Macroeconomic climate is not favourable

The September figures around the world are simply awful. The uncertainty brought on by intensifying trade wars, the outlook for the car industry and Brexit are paralyzing investors, with September seeing some of the worst performance since the financial crisis in 2009, leading many to worry about whether yet another crisis is upon us. On a brighter note, Apple’s stock went up 0.2% after Bloomberg reported that ten of its 15 requests for an exemption from tariffs on imports from China had been approved.

New investments

Apple previously disclosed plans to spend $350 billion in the U.S. by 2023, a figure that includes new and existing investments.
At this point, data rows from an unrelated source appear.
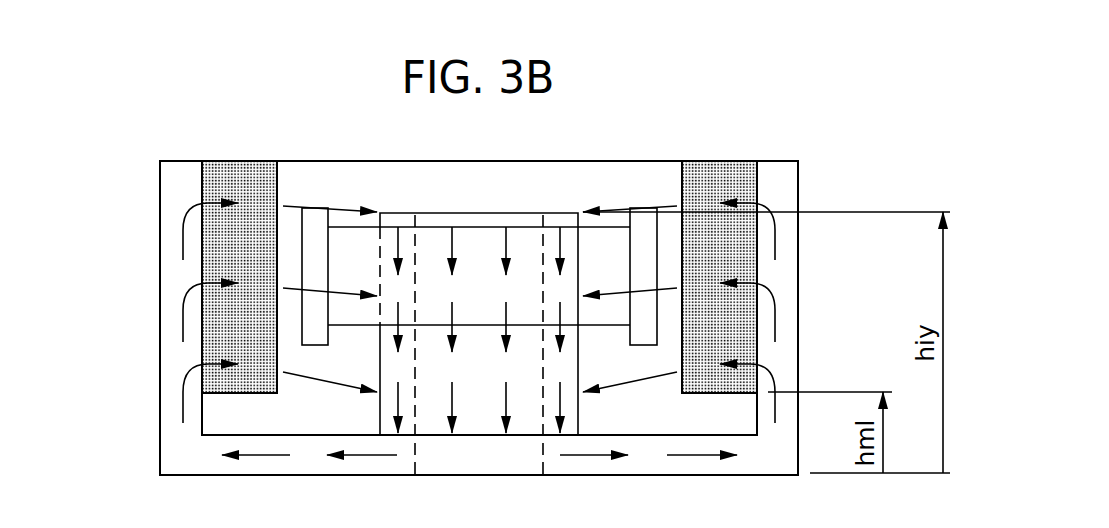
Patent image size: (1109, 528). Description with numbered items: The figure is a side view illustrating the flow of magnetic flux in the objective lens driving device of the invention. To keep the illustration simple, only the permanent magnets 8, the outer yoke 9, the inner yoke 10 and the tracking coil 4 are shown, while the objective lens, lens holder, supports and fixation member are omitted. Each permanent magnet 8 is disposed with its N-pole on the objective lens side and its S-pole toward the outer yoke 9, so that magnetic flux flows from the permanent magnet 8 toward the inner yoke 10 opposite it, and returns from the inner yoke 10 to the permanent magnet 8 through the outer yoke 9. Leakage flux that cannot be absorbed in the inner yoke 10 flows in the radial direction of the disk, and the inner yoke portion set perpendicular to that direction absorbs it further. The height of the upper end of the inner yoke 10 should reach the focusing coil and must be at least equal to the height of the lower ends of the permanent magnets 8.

The tracking coil 4 is at (313, 218).
The permanent magnet 8 is at (242, 172).
The outer yoke 9 is at (168, 203).
The inner yoke 10 is at (475, 222).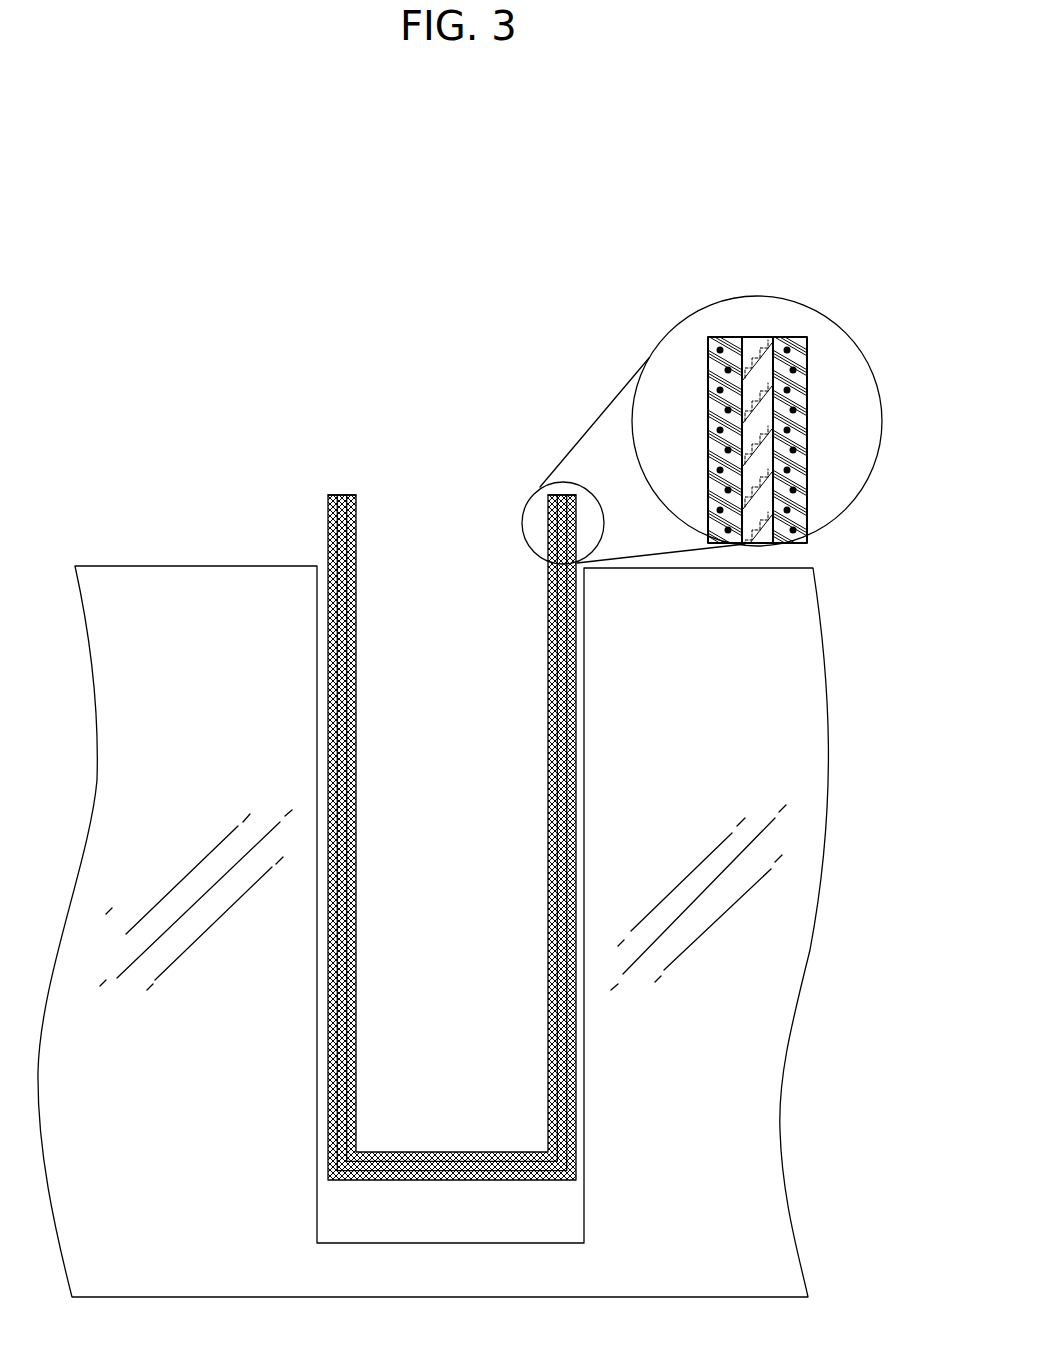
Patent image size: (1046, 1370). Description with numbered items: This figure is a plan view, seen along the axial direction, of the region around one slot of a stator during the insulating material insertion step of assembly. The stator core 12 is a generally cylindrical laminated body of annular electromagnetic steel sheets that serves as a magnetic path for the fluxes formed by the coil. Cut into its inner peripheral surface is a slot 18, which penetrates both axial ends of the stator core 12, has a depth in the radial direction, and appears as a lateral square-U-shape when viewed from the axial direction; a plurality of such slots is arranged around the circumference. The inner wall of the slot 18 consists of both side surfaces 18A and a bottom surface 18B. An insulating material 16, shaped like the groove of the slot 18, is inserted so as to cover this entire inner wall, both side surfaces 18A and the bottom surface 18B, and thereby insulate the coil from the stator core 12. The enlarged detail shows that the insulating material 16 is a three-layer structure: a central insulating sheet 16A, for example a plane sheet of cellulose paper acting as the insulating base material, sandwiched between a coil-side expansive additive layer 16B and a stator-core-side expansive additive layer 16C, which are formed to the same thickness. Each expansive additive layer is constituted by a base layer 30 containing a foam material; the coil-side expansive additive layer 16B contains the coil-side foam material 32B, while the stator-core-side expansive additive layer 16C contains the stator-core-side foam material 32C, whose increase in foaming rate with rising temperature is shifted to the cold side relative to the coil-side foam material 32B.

The stator core 12 is at (228, 607).
The slot 18 is at (457, 560).
The side surfaces 18A is at (327, 642).
The bottom surface 18B is at (388, 1242).
The insulating material 16 is at (847, 168).
The insulating sheet 16A is at (758, 350).
The coil-side expansive additive layer 16B is at (690, 218).
The stator-core-side expansive additive layer 16C is at (878, 218).
The base layer 30 is at (712, 367).
The coil-side foam material 32B is at (708, 345).
The stator-core-side foam material 32C is at (787, 345).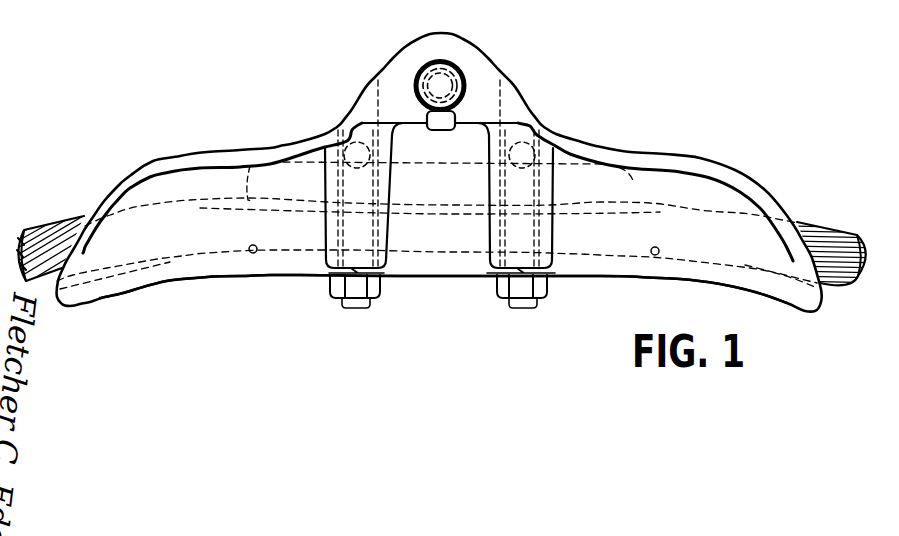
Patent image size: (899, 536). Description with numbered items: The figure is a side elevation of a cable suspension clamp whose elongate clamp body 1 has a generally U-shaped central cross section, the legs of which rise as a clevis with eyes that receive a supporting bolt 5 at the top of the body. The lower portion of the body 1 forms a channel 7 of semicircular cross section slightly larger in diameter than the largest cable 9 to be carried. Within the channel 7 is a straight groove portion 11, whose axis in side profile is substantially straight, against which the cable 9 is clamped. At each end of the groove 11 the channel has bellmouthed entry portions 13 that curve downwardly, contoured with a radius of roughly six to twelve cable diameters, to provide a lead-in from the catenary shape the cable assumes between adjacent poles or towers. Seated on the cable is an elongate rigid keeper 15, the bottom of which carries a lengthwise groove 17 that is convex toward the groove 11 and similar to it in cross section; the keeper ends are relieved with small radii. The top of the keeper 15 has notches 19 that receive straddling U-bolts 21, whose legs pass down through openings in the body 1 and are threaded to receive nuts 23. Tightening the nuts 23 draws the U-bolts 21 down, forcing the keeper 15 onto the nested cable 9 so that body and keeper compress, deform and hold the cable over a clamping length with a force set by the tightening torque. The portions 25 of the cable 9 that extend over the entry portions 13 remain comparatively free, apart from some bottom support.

The clamp body 1 is at (645, 147).
The supporting bolt 5 is at (468, 70).
The channel 7 is at (254, 254).
The cable 9 is at (836, 227).
The straight groove portion 11 is at (447, 254).
The bellmouthed entry portions 13 is at (197, 279).
The keeper 15 is at (577, 160).
The keeper groove 17 is at (426, 182).
The notches 19 is at (481, 152).
The U-bolts 21 is at (348, 104).
The nuts 23 is at (330, 296).
The cable portions 25 is at (194, 200).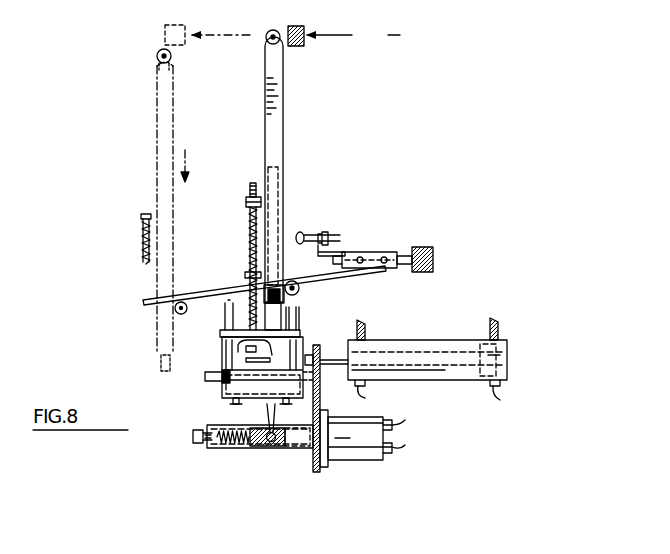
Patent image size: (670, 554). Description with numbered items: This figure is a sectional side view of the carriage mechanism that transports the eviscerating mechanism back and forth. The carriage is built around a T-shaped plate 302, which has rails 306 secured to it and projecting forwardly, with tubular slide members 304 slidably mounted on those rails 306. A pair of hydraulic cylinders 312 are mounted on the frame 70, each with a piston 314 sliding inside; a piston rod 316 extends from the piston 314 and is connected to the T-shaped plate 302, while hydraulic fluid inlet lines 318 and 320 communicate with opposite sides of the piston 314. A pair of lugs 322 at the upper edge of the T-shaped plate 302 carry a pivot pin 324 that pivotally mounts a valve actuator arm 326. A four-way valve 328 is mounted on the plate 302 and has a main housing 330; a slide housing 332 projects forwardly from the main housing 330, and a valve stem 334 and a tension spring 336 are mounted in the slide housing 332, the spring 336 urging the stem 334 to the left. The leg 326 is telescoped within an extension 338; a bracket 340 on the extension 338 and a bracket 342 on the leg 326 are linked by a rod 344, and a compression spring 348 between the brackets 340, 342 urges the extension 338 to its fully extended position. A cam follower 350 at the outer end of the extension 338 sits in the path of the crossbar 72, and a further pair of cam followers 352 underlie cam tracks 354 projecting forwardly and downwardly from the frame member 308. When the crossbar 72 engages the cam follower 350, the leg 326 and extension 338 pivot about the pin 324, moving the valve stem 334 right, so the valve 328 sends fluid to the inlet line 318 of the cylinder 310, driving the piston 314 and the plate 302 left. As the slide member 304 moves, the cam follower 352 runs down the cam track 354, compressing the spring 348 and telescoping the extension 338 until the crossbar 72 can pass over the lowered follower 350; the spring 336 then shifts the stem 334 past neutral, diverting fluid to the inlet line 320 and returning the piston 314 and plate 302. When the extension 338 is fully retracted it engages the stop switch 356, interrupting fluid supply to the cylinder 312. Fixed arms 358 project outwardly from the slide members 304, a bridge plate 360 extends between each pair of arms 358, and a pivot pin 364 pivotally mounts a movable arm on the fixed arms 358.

The frame 70 is at (430, 250).
The crossbar 72 is at (166, 28).
The T-shaped plate 302 is at (305, 470).
The tubular slide member 304 is at (243, 403).
The rail 306 is at (161, 372).
The frame member 308 is at (402, 252).
The cylinder 310 is at (420, 355).
The hydraulic cylinder 312 is at (449, 342).
The piston 314 is at (500, 355).
The piston rod 316 is at (326, 373).
The hydraulic fluid inlet line 318 is at (500, 400).
The hydraulic fluid inlet line 320 is at (366, 398).
The lug 322 is at (232, 374).
The pivot pin 324 is at (263, 360).
The valve actuator arm 326 is at (254, 272).
The four-way valve 328 is at (340, 452).
The main housing 330 is at (372, 445).
The slide housing 332 is at (290, 450).
The valve stem 334 is at (256, 450).
The tension spring 336 is at (226, 448).
The extension 338 is at (286, 95).
The bracket 340 is at (248, 198).
The bracket 342 is at (238, 347).
The rod 344 is at (254, 182).
The compression spring 348 is at (249, 218).
The cam follower 350 is at (158, 53).
The cam follower 352 is at (300, 288).
The cam track 354 is at (193, 297).
The stop switch 356 is at (300, 232).
The fixed arm 358 is at (222, 321).
The bridge plate 360 is at (282, 323).
The pivot pin 364 is at (218, 382).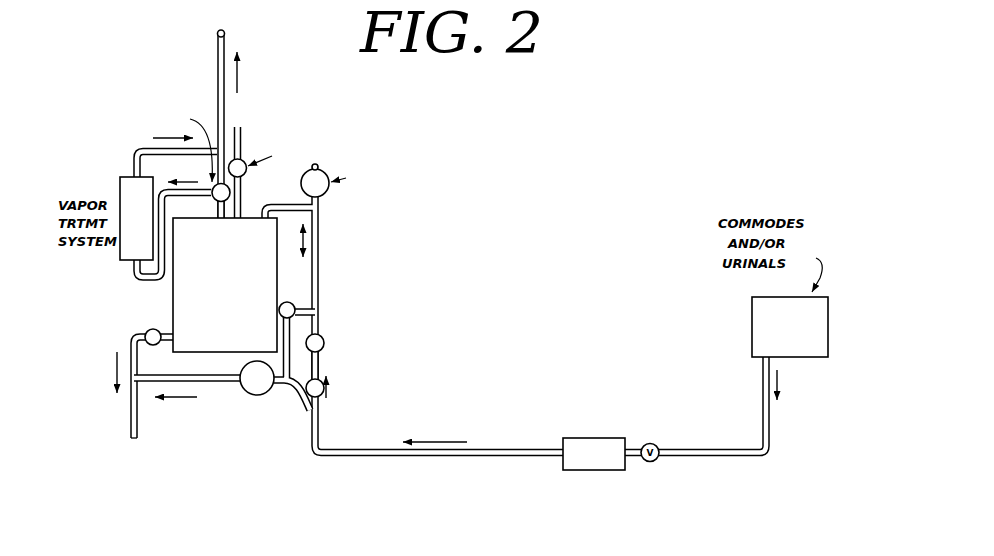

Its Apple TV+ is set to launch on November 1, with stars like Oprah Winfrey bringing her famed book club streaming show to the company’s subscription service. Among documentaries that will be released, there will even be a multi-series about mental health, featuring no other than Prince Harry himself. Apple’s subscription service will cost only $4.99 a month and will be available in 100 countries and regions at launch. Also, customers who buy a new Apple device will also get a free year of Apple TV+.

Competitors

Netflix (NASDAQ: NFLX) is still the leader when it comes to U.S. streaming, along with Amazon Prime (NASDAQ:AMZN), AT&T’s HBO (NYSE: T) and upcoming Disney+ (NYSE:DIS), it is certain that competition will be intense. Netflix’s stock has been dropping since July, which was the first time the number of subscribers fell. Moreover, Netflix’s stock price has now officially wiped out any gains it’s made over the year so far and both Disney and Apple have a shot at beating Netflix at its own game.

Apple is still facing impending import duties and innovation difficulties

Let’s not forget that the company still faces import duties scheduled for Dec. 15 that could affect nearly all of its major products including iPhones, iPads, MacBooks and Apple Watches. And more importantly, it is thought by many as facing an innovation problem so it heavily relies on customer loyalty that will continue driving its sales. We’ll just have to wait for November 1st launch of Apple TV+ to see the impact of Apple’s new streaming subscription service.